Bane winced. “All right, then.” He kissed her full on the mouth. She froze, too shocked to react one way or another. He pulled back just as quickly. “Before I lose too much blood.”
She stared at him. This brave, cocky man. They never would have lasted—not with his womanizing ways—but she loved him still. And if they were going to die … Well, there were worse ways.
She squared off beside him and released her shield. Two dozen druids swarmed them. She managed to take down three in one swing before they tackled her. Her arms were bent cruelly behind her back, her wrists tied so she couldn’t use her sigils. Her sword and shield sputtered out. A druid hauled her up.
Bane had been tied just as tightly. Garrot wrapped his arm around Bane’s neck and backpedaled, dragging a weakened Bane up the steps to the stage. Larkin surged after them, only to be wrenched back, her shoulders screaming with pain.
Garrot wrapped the noose around Bane’s neck. She didn’t want to beg for Bane’s life—not when she knew Garrot would not give it to her. She didn’t want to give him that satisfaction. Still, a word ripped from her throat. “No!”
Heaving, Garrot stared at her, hatred screaming from his expression. And she was back to that awful day—the day the druids had hauled her up the stairs to the gallows. She’d stumbled. Garrot had pushed her, and she’d fallen to her knees. The crowd had screamed for her death.
Bane had saved her. He’d shoved her away from a frenzied mob and into a second-story window while screaming for her to run. And she had. She’d run as fast as she could into the Forbidden Forest, where she’d fallen in love with another man. When Bane had come for her, she’d only gone with him to save his life.
Despite all that, Bane had once again risked his life to save hers. Now he was dying for that choice, dying for her. And despite the power coursing through her, she couldn’t save him—not like he’d saved her.
“Don’t watch,” Bane said.
Garrot was breathing hard. “Make her watch.”
The druid holding her pinned the back of her head against his chest.
Bane shook his head and mouthed, “Don’t watch.”
He was still trying to protect her. He didn’t want her to have this memory of him to carry for the rest of her life. But she would gladly carry it, so he wasn’t alone in these last moments.
“Please,” he mouthed, and the pleading on his face … She closed her eyes. It was the best she could give him. She would not watch his death, but she would not let him face it alone either.
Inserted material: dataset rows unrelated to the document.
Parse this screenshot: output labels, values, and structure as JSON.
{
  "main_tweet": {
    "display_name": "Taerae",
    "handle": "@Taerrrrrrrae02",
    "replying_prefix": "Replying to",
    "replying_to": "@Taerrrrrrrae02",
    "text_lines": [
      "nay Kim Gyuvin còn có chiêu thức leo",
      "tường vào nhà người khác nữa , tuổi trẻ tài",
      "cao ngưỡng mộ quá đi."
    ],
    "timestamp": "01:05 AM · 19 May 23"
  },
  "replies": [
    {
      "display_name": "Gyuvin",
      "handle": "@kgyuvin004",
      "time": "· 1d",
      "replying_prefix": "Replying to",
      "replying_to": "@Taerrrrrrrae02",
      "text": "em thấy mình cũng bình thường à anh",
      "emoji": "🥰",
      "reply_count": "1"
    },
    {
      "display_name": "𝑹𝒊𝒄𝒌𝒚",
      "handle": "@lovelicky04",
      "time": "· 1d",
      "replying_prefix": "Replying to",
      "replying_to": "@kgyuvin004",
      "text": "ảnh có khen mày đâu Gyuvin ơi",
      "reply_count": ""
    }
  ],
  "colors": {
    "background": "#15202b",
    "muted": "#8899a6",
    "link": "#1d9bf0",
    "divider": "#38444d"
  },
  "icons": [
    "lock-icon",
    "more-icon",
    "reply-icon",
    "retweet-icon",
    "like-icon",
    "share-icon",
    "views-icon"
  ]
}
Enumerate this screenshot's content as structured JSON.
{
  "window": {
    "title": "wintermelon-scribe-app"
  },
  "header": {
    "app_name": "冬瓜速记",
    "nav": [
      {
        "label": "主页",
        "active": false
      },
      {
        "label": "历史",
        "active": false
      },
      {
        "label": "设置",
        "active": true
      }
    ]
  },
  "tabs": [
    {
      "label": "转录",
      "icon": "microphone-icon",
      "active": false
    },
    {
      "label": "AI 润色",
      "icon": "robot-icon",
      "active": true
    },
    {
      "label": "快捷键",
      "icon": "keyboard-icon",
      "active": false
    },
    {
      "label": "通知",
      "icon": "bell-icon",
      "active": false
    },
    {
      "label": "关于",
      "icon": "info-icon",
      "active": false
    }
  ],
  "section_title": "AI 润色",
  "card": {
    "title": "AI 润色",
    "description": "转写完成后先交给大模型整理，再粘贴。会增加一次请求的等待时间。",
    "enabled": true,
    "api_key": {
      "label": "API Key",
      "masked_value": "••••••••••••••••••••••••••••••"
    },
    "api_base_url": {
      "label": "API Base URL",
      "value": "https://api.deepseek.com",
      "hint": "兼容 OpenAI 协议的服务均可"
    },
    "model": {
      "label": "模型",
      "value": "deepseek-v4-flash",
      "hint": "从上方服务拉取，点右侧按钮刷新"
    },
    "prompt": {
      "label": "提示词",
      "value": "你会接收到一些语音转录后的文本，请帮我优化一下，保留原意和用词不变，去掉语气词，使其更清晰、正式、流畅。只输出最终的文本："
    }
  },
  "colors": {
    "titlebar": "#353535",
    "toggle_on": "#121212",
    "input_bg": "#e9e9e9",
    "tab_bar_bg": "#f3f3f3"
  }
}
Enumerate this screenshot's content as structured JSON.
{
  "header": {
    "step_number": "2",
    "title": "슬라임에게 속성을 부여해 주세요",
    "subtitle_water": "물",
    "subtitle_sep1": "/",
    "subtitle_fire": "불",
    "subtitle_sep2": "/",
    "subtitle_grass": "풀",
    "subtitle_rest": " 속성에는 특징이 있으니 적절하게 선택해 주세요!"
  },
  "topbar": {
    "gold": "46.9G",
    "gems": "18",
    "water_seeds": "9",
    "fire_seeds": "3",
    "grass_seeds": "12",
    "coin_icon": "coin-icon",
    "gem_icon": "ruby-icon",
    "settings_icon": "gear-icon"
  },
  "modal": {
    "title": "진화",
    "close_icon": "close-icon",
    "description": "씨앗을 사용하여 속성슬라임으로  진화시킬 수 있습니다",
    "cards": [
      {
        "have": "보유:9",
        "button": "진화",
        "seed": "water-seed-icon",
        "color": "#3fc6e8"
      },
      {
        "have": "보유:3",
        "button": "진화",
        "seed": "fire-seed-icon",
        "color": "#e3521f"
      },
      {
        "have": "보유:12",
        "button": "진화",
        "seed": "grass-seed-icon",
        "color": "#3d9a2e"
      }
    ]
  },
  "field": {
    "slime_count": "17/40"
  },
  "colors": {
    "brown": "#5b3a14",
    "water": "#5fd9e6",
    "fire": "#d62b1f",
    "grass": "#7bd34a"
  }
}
She waited, dreading the moment when the trapdoor snapped. When it came, even the crowd’s shouts couldn’t drown out the crack of Bane’s neck. And then she had to see. Had to know if it had really happened. She opened her eyes—only for a moment. It was enough to sear the image into her memory for the rest of her life.
Larkin dropped as if her knees had been cut out from under her. The druid’s arms around her kept her from falling. I couldn’t save you, she screamed in her head, for she would never give Garrot the satisfaction of knowing how deeply he’d wounded her. I’m so sorry I couldn’t save you.